According to Trend Micro, the entire process—from initial infection to listing the compromised device on a proxy marketplace—takes less than 10 minutes. These proxies are offered to other cybercriminals and groups, including state-sponsored actors, providing anonymity through geographically plausible IP addresses for attacks and access to stolen data.

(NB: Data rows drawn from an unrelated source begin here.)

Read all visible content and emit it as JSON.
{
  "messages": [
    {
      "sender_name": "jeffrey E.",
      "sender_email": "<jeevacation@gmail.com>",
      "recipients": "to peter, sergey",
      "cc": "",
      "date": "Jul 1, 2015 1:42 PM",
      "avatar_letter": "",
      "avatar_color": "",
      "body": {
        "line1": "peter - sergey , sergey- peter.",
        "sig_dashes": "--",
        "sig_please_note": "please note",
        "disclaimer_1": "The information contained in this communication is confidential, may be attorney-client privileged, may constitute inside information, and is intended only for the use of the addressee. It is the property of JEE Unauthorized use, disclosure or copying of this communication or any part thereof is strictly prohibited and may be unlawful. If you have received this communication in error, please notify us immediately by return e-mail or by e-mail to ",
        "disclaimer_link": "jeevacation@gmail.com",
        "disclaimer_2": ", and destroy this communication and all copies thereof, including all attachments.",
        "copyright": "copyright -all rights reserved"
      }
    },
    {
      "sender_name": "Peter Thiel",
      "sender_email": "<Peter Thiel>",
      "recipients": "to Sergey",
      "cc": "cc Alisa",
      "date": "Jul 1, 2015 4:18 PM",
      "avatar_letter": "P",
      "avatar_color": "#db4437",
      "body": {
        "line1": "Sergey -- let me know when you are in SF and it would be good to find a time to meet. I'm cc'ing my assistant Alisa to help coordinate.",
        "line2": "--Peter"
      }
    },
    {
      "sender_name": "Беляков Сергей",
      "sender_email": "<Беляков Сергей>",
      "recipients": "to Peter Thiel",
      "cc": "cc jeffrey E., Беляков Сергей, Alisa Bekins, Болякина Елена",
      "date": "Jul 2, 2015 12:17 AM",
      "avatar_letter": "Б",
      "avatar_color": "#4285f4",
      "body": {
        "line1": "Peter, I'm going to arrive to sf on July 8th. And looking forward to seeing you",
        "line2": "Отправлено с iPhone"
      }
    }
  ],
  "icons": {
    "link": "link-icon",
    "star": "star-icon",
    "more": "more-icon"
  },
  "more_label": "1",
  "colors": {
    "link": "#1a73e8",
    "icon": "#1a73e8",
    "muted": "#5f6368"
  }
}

The Water Barghest campaign came to light following the dismantling of the Pawn Storm botnet infrastructure, also known as APT28, by the FBI in January. During their investigation, Trend Micro analysts examined compromised EdgeRouter devices, leading to the identification of the Ngioweb botnet employed by Water Barghest.
Ngioweb was first observed in 2017, but this campaign utilizes an updated version of the malware targeting devices such as EdgeRouter, Cisco, DrayTek, Fritz!Box, and Linksys, primarily in the United States. The attack begins with the exploitation of vulnerabilities identified through databases like Shodan, followed by the use of these weaknesses to gain access.
The malware operates within the device’s RAM, making it ephemeral—rebooting the device eliminates the infection. Once installed, the program connects to command-and-control servers to test the connection, after which the device is automatically listed on the aforementioned proxy marketplace.
Despite law enforcement efforts to combat similar networks, such as VPNFilter and Cyclops Blink, Trend Micro warns that IoT devices exposed to the internet remain highly vulnerable. The growing demand for proxy services among cybercriminal groups suggests that such attacks are likely to persist.
Trend Micro advises minimizing the exposure of IoT devices to the internet and implementing additional security measures to prevent their exploitation in campaigns like these.